De nieuwe president, die zich zoowel door geleerdheid als door degelijkheid van karakter onderscheidt en het algemeen vertrouwen bezit, verbeterde de wegen en havens en bevorderde de kolonisatie uit Europa. Een oorlog, in 1861 met Nieuw Granada gevoerd, viel niet gunstig uit voor Ecuador, maar werd weldra door den vrede vervangen, terwijl een tweede oorlog in 1863 desgelijks met een verdrag eindigde. In 1865 legde Moreno zijne waardigheid neder, nadat hij een of- en defensief verbond met Chili had voorgedragen , dat echter onder zijn opvolger Geronirno Carrion door het Congrès verworpen werd. Eerst den 30sten Januarij 1866 trad Ecuador toe tot het verbond van Chili en Peru tegen Spanje. Nadat Carrion wegens verwikkelingen met het Congrès in 1867 zijne betrekking had nedergelegd, werd hij in den aanvang van 1868 opgevolgd door Xavier Espinosa.

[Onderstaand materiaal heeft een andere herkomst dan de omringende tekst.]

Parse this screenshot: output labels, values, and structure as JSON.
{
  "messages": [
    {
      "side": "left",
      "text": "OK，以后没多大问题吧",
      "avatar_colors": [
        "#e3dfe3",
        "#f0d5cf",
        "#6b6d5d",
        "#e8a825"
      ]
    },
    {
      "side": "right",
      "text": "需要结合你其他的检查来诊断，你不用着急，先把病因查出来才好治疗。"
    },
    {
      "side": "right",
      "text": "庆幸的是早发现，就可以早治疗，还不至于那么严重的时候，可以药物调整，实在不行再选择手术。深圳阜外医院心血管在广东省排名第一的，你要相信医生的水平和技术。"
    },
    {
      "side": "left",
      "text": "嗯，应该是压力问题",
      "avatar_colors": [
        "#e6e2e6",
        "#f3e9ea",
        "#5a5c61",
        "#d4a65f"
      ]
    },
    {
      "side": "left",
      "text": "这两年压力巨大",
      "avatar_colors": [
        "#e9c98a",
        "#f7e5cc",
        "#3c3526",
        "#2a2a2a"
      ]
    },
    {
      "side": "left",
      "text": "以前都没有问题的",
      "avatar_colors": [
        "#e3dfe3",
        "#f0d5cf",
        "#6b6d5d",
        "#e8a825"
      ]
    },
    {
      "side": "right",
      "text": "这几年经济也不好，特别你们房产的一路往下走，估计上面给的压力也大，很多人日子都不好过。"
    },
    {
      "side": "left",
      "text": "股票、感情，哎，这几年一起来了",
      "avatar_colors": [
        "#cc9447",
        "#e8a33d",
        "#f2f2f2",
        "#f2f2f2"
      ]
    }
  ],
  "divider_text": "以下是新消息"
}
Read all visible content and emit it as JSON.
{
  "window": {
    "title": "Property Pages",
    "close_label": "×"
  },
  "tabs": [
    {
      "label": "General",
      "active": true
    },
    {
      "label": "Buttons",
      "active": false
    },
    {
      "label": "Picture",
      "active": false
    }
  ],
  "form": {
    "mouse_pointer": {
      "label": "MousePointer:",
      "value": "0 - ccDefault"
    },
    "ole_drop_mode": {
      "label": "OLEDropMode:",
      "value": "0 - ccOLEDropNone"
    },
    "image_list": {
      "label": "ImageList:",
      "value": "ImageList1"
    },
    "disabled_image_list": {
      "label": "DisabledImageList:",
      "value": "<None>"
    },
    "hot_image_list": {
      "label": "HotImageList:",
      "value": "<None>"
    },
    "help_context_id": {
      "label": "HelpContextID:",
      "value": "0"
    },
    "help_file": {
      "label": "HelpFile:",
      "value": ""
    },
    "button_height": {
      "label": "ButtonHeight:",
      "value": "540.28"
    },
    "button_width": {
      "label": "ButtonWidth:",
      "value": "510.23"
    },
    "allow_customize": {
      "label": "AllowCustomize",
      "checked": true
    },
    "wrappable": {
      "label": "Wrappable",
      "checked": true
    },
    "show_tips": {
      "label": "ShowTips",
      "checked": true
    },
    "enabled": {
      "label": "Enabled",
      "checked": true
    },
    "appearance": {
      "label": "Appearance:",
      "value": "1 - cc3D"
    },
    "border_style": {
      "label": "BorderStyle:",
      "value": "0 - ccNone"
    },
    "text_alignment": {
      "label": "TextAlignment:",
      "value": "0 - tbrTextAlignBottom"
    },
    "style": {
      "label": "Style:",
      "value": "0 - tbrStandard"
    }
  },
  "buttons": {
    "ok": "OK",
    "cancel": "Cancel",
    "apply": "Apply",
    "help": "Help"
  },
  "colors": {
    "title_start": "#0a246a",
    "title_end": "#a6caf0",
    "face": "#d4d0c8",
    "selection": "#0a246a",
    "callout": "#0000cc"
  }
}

In Augustus van dat jaar ontstond in Ecuador eene geweldige aardbeving, die vooral in de districten Otavalo, Ibarra en Cotocachi der provincie Imbabura groote verwoestingen aanrigtte en aan 3000 menschen het leven kostte. Den 16den Januarij 1869 werd de regéring ten val gebragt door eene omwenteling, welke in de hoofdstad Quito uitbarstte onder de leiding van den voormaligen president Moreno, die zich als dictator aan het hoofd van den Staat plaatste. Nadat hij een opstand te Guayaquil beteugeld had, riep hij eene Nationale Conventie bijeen, die Carvajal tot voorzitter koos, en bij de regelmatige presidentskeuze van 1870 kwam Moreno weder aan het hoofd van den Staat.